I’m just a tad bit late with my Fargo review, having seen it only a few weeks back, and while I am sure that my observations will come as no surprise to Fargo aficionados, I thought it would be fun to jot down a few observations . So, if you have not seen this film, be warned that spoilers follow.

I love when filmmakers can encapsulate entire themes in one scene or, even better, one shot, and the Coens manage to succeed in both ways here. First, in the scene in which the teenage witnesses are chased down by the gunman  resulting in the car wreck, the Coens give us the shot of the young man leaving the car and running out into the middle of the enormous snow-covered clearing. He is gunned down. His girlfriend, trapped inside of the vehicle, is likewise executed. In this scene I think the Coens hand us the theme on a silver platter: there is no escape.

William H. Macy’s character is like the girl. He tries to deal with impending doom by remaining within society’s constructs and playing along, mistakenly assuming that in so  doing he will be able to have some control over the situation. I think the boy represents the kidnappers. They’ve shirked all of society’s protections and throw themselves into “freedom,” but one that, like the barren landscape beyond the road’s shoulder, offers no place to hide.

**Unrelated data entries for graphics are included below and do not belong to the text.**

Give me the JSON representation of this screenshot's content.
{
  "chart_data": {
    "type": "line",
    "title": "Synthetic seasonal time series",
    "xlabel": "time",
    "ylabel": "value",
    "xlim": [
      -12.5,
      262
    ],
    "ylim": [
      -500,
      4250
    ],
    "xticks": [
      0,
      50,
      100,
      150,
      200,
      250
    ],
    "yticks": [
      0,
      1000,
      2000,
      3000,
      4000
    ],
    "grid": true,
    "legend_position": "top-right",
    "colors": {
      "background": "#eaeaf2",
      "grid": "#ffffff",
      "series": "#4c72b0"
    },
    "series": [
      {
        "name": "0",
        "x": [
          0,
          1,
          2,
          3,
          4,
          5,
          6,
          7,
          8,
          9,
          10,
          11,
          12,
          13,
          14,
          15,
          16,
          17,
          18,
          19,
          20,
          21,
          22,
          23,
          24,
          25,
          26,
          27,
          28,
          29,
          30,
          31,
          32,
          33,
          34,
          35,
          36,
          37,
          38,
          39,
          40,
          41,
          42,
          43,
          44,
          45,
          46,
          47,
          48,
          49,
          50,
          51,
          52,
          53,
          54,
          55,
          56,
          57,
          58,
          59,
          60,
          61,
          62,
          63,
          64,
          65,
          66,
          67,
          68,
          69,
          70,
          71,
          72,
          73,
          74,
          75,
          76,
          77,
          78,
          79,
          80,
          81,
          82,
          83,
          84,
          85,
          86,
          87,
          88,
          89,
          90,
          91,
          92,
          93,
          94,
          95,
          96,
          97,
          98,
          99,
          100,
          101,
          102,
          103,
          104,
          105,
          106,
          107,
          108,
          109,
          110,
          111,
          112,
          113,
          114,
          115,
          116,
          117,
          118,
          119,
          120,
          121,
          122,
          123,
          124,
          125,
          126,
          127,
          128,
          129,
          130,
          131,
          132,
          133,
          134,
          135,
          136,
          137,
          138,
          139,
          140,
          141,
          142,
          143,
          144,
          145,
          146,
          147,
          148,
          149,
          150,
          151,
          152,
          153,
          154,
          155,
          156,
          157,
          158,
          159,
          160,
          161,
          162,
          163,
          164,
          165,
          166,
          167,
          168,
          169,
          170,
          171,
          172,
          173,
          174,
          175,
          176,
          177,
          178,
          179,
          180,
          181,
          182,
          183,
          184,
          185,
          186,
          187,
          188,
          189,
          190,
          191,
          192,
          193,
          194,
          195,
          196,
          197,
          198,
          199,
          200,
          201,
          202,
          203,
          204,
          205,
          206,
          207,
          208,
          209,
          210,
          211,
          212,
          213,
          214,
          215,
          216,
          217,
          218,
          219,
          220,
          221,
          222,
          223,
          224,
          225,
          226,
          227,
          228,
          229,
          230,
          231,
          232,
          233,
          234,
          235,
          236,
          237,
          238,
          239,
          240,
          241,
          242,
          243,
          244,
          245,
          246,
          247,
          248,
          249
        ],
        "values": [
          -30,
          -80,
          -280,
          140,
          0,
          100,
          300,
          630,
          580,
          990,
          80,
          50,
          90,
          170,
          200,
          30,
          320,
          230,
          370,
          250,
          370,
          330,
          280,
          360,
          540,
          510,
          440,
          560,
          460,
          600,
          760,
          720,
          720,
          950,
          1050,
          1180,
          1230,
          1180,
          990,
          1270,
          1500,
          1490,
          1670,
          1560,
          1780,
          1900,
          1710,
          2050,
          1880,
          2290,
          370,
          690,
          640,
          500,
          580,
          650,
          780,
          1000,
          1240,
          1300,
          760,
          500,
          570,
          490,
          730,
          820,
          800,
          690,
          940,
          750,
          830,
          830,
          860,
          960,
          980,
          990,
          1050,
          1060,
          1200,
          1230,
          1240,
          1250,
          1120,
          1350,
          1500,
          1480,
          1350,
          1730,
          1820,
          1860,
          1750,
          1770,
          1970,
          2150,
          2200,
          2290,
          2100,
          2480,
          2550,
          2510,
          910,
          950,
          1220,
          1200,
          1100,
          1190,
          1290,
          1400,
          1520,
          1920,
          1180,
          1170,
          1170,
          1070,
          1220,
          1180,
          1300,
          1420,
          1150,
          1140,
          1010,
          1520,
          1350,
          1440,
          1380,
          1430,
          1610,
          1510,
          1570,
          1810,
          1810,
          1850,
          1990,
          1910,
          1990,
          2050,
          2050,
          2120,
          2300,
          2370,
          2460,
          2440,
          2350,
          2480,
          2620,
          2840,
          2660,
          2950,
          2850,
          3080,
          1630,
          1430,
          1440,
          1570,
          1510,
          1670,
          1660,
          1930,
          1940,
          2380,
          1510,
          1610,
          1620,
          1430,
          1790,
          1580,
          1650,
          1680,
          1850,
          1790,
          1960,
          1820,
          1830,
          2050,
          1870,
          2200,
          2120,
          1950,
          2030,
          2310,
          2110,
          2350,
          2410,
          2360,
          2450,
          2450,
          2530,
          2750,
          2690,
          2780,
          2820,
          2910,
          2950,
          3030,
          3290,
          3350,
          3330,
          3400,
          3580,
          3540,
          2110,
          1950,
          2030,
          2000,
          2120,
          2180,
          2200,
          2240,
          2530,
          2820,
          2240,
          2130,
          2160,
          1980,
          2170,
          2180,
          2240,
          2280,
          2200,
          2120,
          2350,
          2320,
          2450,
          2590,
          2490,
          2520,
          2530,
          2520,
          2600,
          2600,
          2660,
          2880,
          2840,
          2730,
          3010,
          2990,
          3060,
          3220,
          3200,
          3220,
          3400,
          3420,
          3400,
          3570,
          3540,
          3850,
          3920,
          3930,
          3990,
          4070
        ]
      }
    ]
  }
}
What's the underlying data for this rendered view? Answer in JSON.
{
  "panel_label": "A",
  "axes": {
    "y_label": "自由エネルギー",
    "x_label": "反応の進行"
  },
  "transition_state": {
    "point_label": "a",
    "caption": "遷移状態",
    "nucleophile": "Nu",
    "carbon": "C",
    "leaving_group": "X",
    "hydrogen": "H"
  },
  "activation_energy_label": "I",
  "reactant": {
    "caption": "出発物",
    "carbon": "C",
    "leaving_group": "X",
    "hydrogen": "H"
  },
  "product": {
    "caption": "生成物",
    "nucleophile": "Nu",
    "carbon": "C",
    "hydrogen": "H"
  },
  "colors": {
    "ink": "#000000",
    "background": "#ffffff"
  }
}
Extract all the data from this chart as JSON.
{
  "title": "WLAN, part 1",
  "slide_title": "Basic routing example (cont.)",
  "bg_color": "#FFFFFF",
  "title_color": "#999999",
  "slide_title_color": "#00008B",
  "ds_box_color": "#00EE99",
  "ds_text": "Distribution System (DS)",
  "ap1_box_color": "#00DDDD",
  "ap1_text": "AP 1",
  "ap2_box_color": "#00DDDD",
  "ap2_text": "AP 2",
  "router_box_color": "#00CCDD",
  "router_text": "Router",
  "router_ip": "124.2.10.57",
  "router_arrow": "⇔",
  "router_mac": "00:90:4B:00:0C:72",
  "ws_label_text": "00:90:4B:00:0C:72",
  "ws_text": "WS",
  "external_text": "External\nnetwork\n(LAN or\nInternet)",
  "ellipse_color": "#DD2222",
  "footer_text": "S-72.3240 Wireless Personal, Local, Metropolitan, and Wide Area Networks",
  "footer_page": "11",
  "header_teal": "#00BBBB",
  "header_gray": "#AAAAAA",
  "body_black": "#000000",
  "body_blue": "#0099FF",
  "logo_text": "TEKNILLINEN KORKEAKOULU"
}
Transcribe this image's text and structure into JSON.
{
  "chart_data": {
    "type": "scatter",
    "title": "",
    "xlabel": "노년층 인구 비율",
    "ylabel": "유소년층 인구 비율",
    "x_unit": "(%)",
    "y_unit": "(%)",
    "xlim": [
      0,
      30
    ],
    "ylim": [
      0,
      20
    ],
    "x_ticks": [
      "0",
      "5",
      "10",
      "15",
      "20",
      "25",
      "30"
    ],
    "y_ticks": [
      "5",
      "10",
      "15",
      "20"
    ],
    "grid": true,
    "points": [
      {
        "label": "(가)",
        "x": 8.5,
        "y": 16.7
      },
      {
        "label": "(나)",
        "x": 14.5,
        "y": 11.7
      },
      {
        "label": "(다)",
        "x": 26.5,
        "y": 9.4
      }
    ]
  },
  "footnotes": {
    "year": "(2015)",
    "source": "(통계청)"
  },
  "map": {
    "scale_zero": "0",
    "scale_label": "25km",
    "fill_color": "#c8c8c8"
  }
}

This theme is reinforced when the most frightening and sociopathic character in the film is reduced to throwing wood at a pregnant Police Chief and running helplessly onto the middle of a snow-covered clearing before being shot in the leg. This is followed by one wide cinematic shot in which the kidnapper is alone  in the middle of nowhere with Marge behind leveling her gun at him. This bleak picture hands us that theme: judgment is coming; you can’t run, or as Sheriff Bell’s friend Ellis says at the end of No Country For Old Men: “You can’t stop what’s coming.”